Historically, mortgagors have the most success locking in:
- After a big rate-cut cycle
- After rates have bottomed out for a while
- As inflation shows signs of heating up again
- With two-year Canadian bond yields rising meaningfully above the Bank of Canada’s overnight rate.
When a supply shock like the current one hits, it can pour gasoline on inflation practically overnight, improving rate lock odds even further.
Some rear-view mirror analysis
What goes up usually comes down, and that applies to interest rates, too.
“When
oil shocks end
, bond yields have historically declined sharply,” Alpine Macro’s chief global strategist Chen Zhao said in a recent report.
So, if we do get a few years of rate pain, one should expect it to ease given the recession risk that follows.
Factors like this are why variable rates are best viewed as a roller coaster where the five-year average matters more than the stomach-churning peaks and valleys.

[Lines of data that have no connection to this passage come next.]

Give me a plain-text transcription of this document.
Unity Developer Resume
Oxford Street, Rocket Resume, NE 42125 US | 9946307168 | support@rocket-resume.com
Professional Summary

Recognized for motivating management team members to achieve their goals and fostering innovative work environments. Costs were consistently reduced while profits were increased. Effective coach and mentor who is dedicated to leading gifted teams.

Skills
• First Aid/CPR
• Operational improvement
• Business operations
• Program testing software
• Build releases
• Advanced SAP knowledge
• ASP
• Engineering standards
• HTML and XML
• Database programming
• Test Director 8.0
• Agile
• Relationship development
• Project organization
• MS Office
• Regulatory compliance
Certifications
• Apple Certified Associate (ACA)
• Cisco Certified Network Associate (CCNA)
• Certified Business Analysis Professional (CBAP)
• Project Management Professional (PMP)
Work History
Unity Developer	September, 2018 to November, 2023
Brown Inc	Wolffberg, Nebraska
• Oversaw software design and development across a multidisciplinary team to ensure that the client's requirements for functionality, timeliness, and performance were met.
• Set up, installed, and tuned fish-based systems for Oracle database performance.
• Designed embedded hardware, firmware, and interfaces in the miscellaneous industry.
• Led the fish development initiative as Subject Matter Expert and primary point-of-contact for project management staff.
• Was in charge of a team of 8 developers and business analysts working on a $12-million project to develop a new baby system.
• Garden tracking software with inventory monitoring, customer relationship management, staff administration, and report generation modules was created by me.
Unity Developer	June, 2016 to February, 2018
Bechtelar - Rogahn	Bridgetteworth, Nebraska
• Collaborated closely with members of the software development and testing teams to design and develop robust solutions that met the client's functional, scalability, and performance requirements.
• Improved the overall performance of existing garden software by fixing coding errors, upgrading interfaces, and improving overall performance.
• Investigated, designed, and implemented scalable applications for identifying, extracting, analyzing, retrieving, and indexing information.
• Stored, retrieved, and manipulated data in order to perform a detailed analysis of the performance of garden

And sometimes, that roller coaster still averages out to a much higher rate than a boring old fixed mortgage. In those cases, hindsight shows how paying for protection would have paid off.
Had you floated your mortgage a few months before the last hike cycle — say, January 2022 — you could have scored a 1.39 per cent variable rate.
That was a whopping 150 basis points lower than the leading 2.89 per cent five-year fixed at the time.
Many of us vividly recall the commentary back then insisting that the upfront variable discount would cushion borrowers through the coming tightening cycle — especially after all the central banker handwaving about “transitory” inflation.
Five years later, borrowers who paid that 1.50 percentage point “insurance premium” for a five-year fixed — and who rode out their terms — were drastically further ahead, to the tune of almost $23,000 on a $300,000 mortgage.
Rate insurance is kind of like home insurance in that sense. You resent every payment until the day your roof caves in, and then you’re a believer.